As for the server side languages for web, PHP is the most popular by a large
margin. It is unfortunate given that it is such a poorly designed language, if
you are in it for the gigs then learn PHP.

Python would probably be the second most popular (if you exclude Java/JSP and
.NET / ASP) and is more rewarding if you are looking for something that has
good job prospects with an elegant language.
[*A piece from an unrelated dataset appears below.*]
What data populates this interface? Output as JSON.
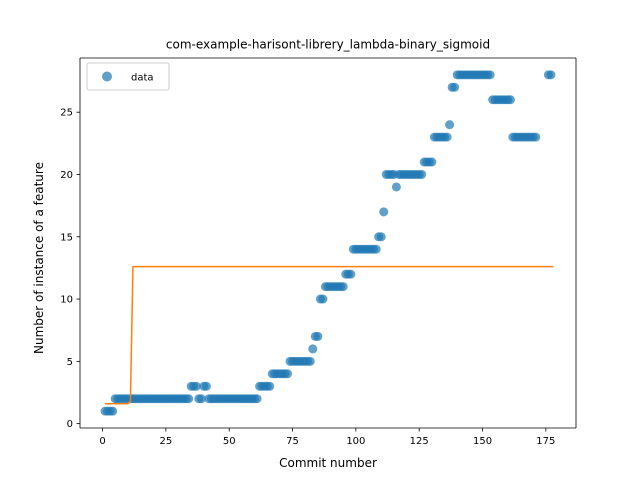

Ruby would probably come right after the first two, there are jobs and it is a
well designed language, worth learning if you want to go that way.

------
stratospark
Definitely learn Javascript, it's the language of client side web (becoming
more popular on the server side with projects such as node.js). It only gets
more interesting as browsers become more capable (local storage, WebGL, web
workers, etc.)

As for PHP, it's definitely established as one of the most popular server side
languages. You'll be able to find plenty of companies that could use PHP
skills to maintain existing infrastructure. However, newer startups are more
likely to be based on Ruby or Python, with the more adventurous exploring
Clojure, Scala, node.js, etc.

With Clojure or Scala, you'd be able to leverage your existing Java skills, so
that might be something to think about. I bet you'd enjoy the new programming
paradigms these new languages offer. With PHP, you're not going to be learning
many new concepts.

As for finding a job, you're just going to need to check the job postings in
the areas you want to move to. You'll find a bunch of PHP like I said, but see
what else people are looking for. Good luck!